I had a conflict with another electrician who connected a package unit air conditioner to a 60A 480V 3ph breaker. The air conditioner's label lists the maximum fuse or maximum breaker at 50A.
He claims that according to section 440.22(B) allows him to step up to the 60A because he can add the 175% over the full load rating of the largest compressor plus the other loads.
I told him that section 440.22(C) applied in this case, since the label rating is less than the calculated load.
Am I right in this determination??


----------



## TxElectrician (May 19, 2008)

Yes, if nameplate lists max, thats max


----------



## Stickboy1375 (Jul 23, 2007)

frostyfingers said:


> I had a conflict with another electrician who connected a package unit air conditioner to a 60A 480V 3ph breaker. The air conditioner's label lists the maximum fuse or maximum breaker at 50A.
> He claims that according to section 440.22(B) allows him to step up to the 60A because he can add the 175% over the full load rating of the largest compressor plus the other loads.
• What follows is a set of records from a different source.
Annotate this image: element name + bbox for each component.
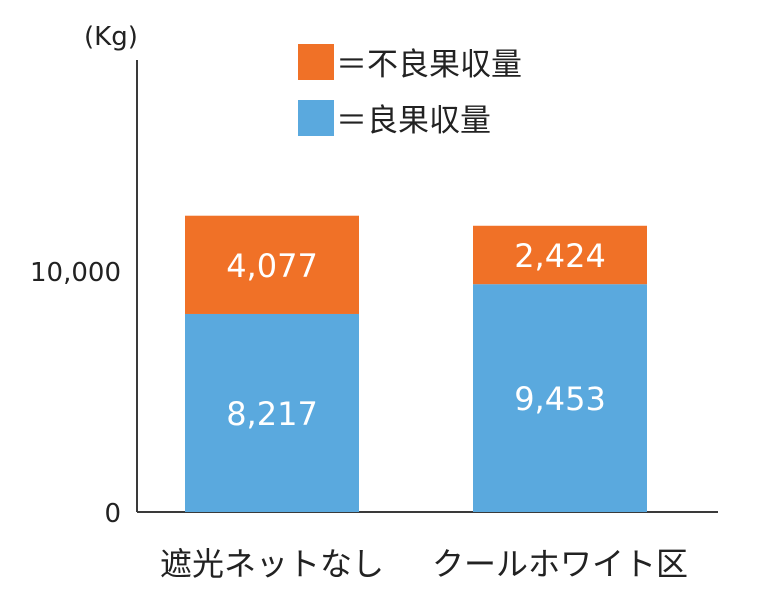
bar-data-labels: 8,217 4,077 9,453 2,424: [226, 237, 606, 433]
bar-segment-defective-yield: [473, 225, 647, 285]
x-category-label: 遮光ネットなし: [160, 545, 384, 583]
y-axis-ticks: 0 10,000: [30, 258, 121, 529]
x-category-label: クールホワイト区: [432, 545, 688, 583]
legend: ＝不良果収量 ＝良果収量: [298, 44, 522, 139]
bars: [185, 215, 647, 512]
bar-segment-defective-yield: [185, 215, 359, 314]
legend-swatch-good-yield: [298, 100, 334, 136]
y-tick-label: 0: [104, 499, 121, 529]
y-tick-label: 10,000: [30, 258, 121, 288]
bar-segment-good-yield: [473, 284, 647, 512]
x-axis-categories: 遮光ネットなし クールホワイト区: [160, 545, 688, 583]
legend-swatch-defective-yield: [298, 44, 334, 80]
bar-data-label: 8,217: [226, 395, 318, 433]
y-axis-label: (Kg): [84, 22, 138, 52]
bar-data-label: 9,453: [514, 380, 606, 418]
bar-data-label: 2,424: [514, 237, 606, 275]
legend-label-defective-yield: ＝不良果収量: [336, 47, 522, 83]
legend-label-good-yield: ＝良果収量: [336, 103, 491, 139]
bar-segment-good-yield: [185, 313, 359, 512]
bar-data-label: 4,077: [226, 247, 318, 285]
The nameplate already INCLUDES that 175%, he just doubled it... 



frostyfingers said:


> I told him that section 440.22(C) applied in this case, since the label rating is less than the calculated load.
> Am I right in this determination??


Yes, you are correct.


----------



## Adam12 (May 28, 2008)

If he sets a fused disco with 50a fuses he should be ok.


----------